I have been tested. I am “under investigation.” I have a million, strange questions. Can I go get food from the kitchen or do my kids have to bring it to me and leave it like bags of burning poop on a neighbor’s doorstep—abandoned quickly? How often is it safe for me to walk the hall to use my private bathroom, aka. the powder room? Should I launder daily? How many chores will my children tolerate texted to them before they ignore me? How scared is my twelve-year-old, vegged out on the Xbox? And am I going to die? Or is my husband going to die and leave me moorless and distraught?
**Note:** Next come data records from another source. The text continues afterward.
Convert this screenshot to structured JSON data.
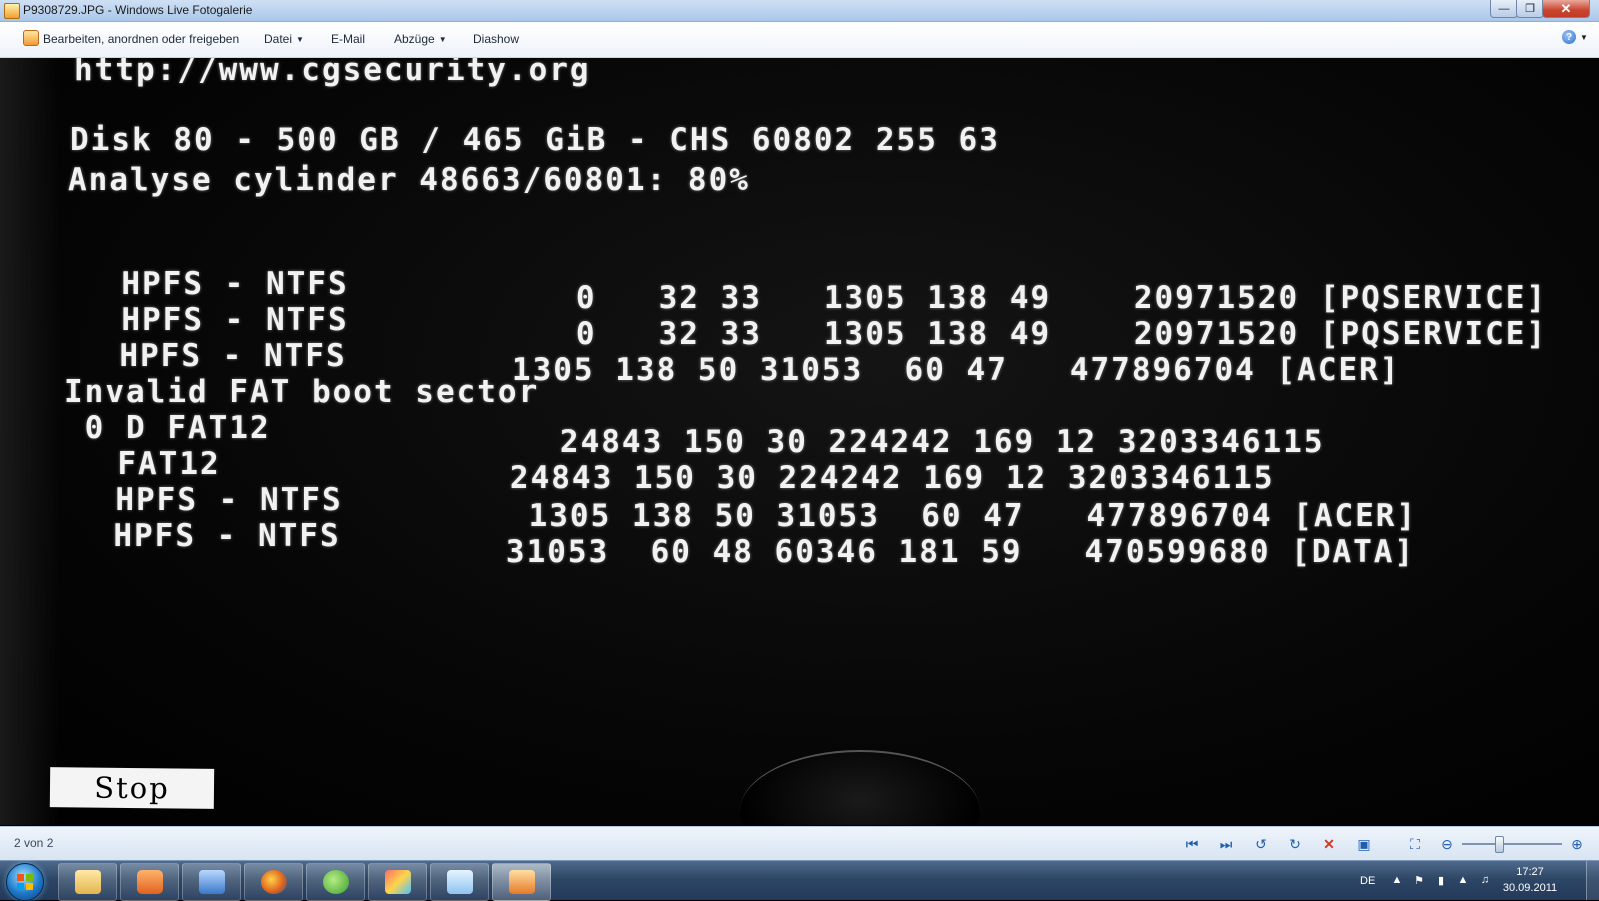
{
  "window": {
    "title": "P9308729.JPG - Windows Live Fotogalerie",
    "minimize_icon": "minimize-icon",
    "maximize_icon": "restore-icon",
    "close_icon": "close-icon"
  },
  "menu": {
    "fix_label": "Bearbeiten, anordnen oder freigeben",
    "file_label": "Datei",
    "email_label": "E-Mail",
    "prints_label": "Abzüge",
    "slideshow_label": "Diashow",
    "help_icon": "help-icon"
  },
  "photo": {
    "lines": [
      "http://www.cgsecurity.org",
      "Disk 80 - 500 GB / 465 GiB - CHS 60802 255 63",
      "Analyse cylinder 48663/60801: 80%",
      "  HPFS - NTFS",
      "                        0   32 33   1305 138 49    20971520 [PQSERVICE]",
      "  HPFS - NTFS",
      "                        0   32 33   1305 138 49    20971520 [PQSERVICE]",
      "  HPFS - NTFS",
      "                     1305 138 50 31053  60 47   477896704 [ACER]",
      "Invalid FAT boot sector",
      " 0 D FAT12",
      "                        24843 150 30 224242 169 12 3203346115",
      "  FAT12",
      "                     24843 150 30 224242 169 12 3203346115",
      "  HPFS - NTFS",
      "                      1305 138 50 31053  60 47   477896704 [ACER]",
      "  HPFS - NTFS",
      "                     31053  60 48 60346 181 59   470599680 [DATA]"
    ],
    "stop_label": "Stop"
  },
  "viewer": {
    "page_count": "2 von 2",
    "icons": [
      "previous-icon",
      "next-icon",
      "rotate-left-icon",
      "rotate-right-icon",
      "delete-icon",
      "slideshow-icon",
      "actual-size-icon",
      "zoom-out-icon",
      "zoom-in-icon"
    ],
    "zoom_level": 0.35
  },
  "taskbar": {
    "apps": [
      "explorer-icon",
      "media-player-icon",
      "photo-editor-icon",
      "firefox-icon",
      "messenger-icon",
      "paint-icon",
      "notes-icon",
      "photo-gallery-icon"
    ],
    "language": "DE",
    "time": "17:27",
    "date": "30.09.2011"
  },
  "colors": {
    "titlebar": "#b9d1ee",
    "screen_text": "#f2f2f2",
    "taskbar": "#2e4766"
  }
}
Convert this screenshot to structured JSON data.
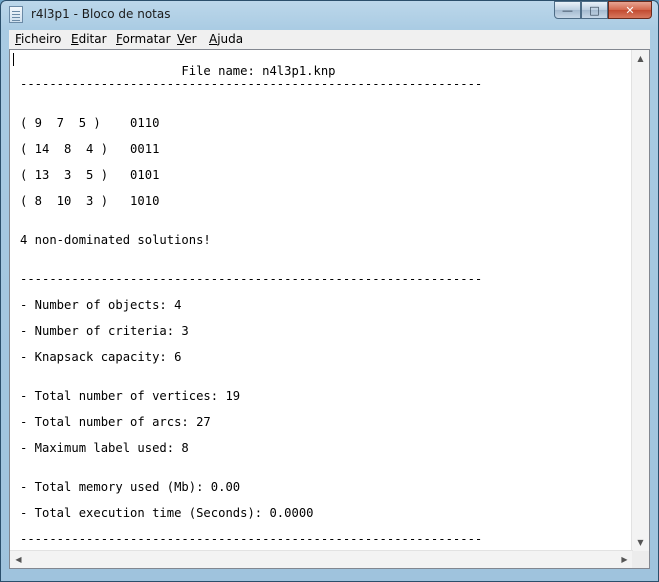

My story is populated with questions and people who aren’t many in number but who take up a space in my life that defies their numbers. I have a story that got me to a Covid-19 test, over and through months of small things, which I journal meticulously: March 15, “The frenzy of the last two days seems to have dulled to a shocked calm;” March 16, “Each day is a day of surprises mixed with boredom;” April 15, “Yesterday disappeared into a haze of turtle adoption;” April 10, “I was attempting to make Easter happen. Against all odds, I found a ham nugget.”
There are millions, billions of these stories. And as soon as we started calling this thing “pan,” we acknowledged our stories have a sameness. Whereas many of the world’s tragedies have been focused like a laser by their pure localness, we stand amazed by the scope of this shadow. Technology, too, has brought us into each other’s pain, confusion, doubt, gratitude and anger in a way that is new.
NPR was right. I do have a story to tell. It’s probably similar to yours, even though some things about it might be worlds apart. History is unfolding, in every country, state, city, and home. And it contains blood and sweat, boredom drool, tears, and even laughter, because between us all there are infinitesimal occasions when we don’t know what else to do.